Cevabım tabii ki de evet değil. Ben insanları korsan kitaba yönlendirmiyorum. Ayrıca ben de basılı kitap taraftarıyım. Anlatmak istediğim şey, yayınevleri fiyat politikalarını bu şekilde devam ettirirse insanlar gelecekte korsana yönelmekten çekinmeyecek.
Mühendislik öğrencisi olarak sizi temin ederim ki o kitaplar haddinden çok daha fazla paraya satılıyor. Ben bir dönemde 7 ders alıyorsam her bir dersin kitabına ayrı ayrı 200-300 dolar veremem. Ayrıca o ders kitaplarından yazarları da çok fazla para kazanmazlar. Yayıncılar genelde fahiş fiyat uygularlar. Maalesef bu konuda da tekelcilik anlayışı hakimdir. Bilimsel makalelerde de asıl parayı dağıtıcı kurumlar kazanır. Bir makalenin yazılması için ortalama 25 tane makaleye referans verilir. Bu makalelerin fiyatlarının ne kadara çıkabildiğini duysanız dehşete düşersiniz. Bu bilimin gelişmesinin önündeki en büyük engellerden biridir. Şimdi içinde bulunduğumuz şartlarda hangi araştırma öğrencisi bir makale yazmak için bu kadar para verebilir ki? Üniversiteler her sene makale platformlarına on binlerce dolar abonelik ücreti öderler. Ve bu paranın aslan payı makaleyi dağıtan kuruma gider.

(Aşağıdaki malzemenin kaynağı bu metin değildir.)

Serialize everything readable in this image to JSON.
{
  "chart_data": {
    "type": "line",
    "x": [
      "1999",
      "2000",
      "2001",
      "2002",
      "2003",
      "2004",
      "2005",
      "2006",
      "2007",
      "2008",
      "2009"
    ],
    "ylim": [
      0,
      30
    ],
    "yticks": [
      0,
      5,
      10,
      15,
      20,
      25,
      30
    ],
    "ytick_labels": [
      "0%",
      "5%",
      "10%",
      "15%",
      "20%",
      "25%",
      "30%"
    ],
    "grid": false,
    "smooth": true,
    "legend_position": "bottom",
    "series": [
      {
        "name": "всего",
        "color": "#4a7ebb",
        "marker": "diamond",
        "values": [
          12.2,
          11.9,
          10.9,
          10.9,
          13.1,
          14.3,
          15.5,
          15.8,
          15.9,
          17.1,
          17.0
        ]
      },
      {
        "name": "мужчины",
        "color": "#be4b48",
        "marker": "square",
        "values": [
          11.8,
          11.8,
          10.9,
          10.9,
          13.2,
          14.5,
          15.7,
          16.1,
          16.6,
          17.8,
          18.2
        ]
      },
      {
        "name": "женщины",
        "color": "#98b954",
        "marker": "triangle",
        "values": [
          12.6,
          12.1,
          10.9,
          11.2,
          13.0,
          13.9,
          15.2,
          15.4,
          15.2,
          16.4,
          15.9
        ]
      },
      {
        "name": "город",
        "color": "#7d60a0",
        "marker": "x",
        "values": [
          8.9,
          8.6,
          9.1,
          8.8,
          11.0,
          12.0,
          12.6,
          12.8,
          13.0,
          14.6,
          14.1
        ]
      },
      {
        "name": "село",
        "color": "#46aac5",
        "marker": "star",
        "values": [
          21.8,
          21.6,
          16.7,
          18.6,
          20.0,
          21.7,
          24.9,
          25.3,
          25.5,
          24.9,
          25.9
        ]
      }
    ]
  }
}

Aynı şekilde edebiyat kitaplarına ödediğimiz paranın da büyük bir çoğunluğu yayıncıya gider. Editör, çevirmen ve hatta yazar etiket fiyatının üzerinden düşük bir oranla para kazanır. Artan parayı yayınevi yeni kitaplar çıkarmaya, dağıtıcıya ve telife harcar. Ama unutmayın ki kimse bu işi babasının hayrına yapmaz. Son zamanlarda gördük, Yapı Kredi Yayınları da İthaki yayınları da gökten zembille inmiş gibi 5’er 10’ar lira zam yaptı kitaplara. Bu zammın hakkı nedir sizce? Zaten daha önce yaptıkları zammın üstüne bir daha yüksek oranlarla zam yapmak akıl alır gibi değil.
Yayınevlerinin göremediği sıkıntı burada işte. Para kazanmak uğruna yayıncılık sektörünün geleceğini tehlikeye atıyorlar. Benim de eleştirdiğim nokta burası.
Sizin yaptığınız bu araştırmayı ben de Jose Saramago - Körlük kitabı için yaptım. Mayıs 2017’de 28 TL olan kitap şuan 35 TL.
Enflasyon hesaplamasına göre Mayıs 2017’de 28 TL olan bir ürünün şaunki fiyatlandırması 41,52 TL olmalı. Oysa ki yayınevi yaklaşık olarak 6,5 TL daha uyguna satıyor.
Benim kaçırdığım bir şey mi var, yoksa yayınevlerinin takdiri mi, bilemedim.